The impact of the thermostats on the non-equilibrium computer simulations of the interfacial thermal conductance

Non-equilibrium molecular dynamics simulations have expanded our ability to investigate interfacial thermal transport and quantify the interfacial thermal conductance (ITC) across solid and fluid interfaces. NEMD studies have highlighted the importance of interfacial degrees of freedom and the need to include effects beyond traditional theoretical methods that rely on bulk properties. NEMD simulations often use explicit hot and cold thermostats to set up thermal gradients. We analyse here the impact of the thermostat on the calculated ITC of the gold-water interface. We employ a polarisable model for gold based on Drude oscillators. We show that the 'local' Langevin thermostat modifies the vibrational density of states of the polarisable solid, resulting in ITCs that depend very strongly on the damping constant of the thermostat.
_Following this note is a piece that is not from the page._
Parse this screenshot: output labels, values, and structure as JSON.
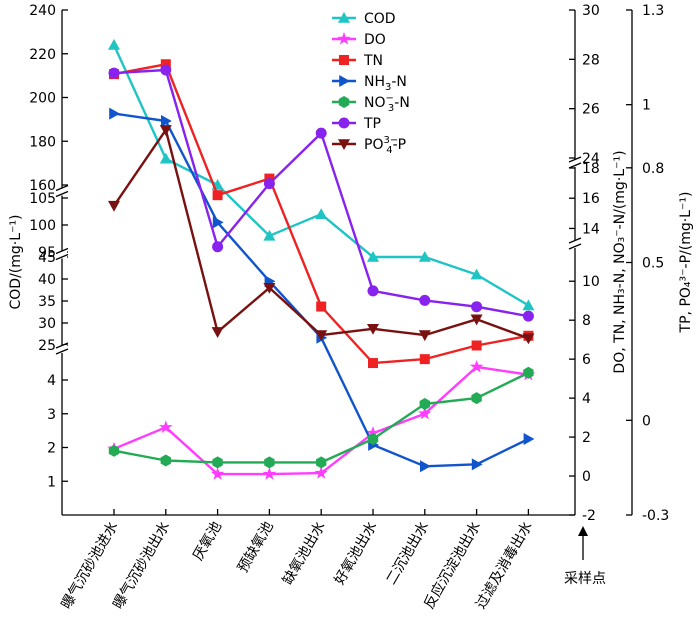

We report an increase of the ITC of up to 40% for short damping times. Damping times longer than the characteristic heat flux relaxation time of the solid lead to converging ITCs. In contrast, the ITCs obtained with global canonical velocity rescale thermostats are independent of the damping time but lead to a break of equipartition for Drude particles. Setting individual thermostats for the core and shell sites in the Drude particle solves this problem.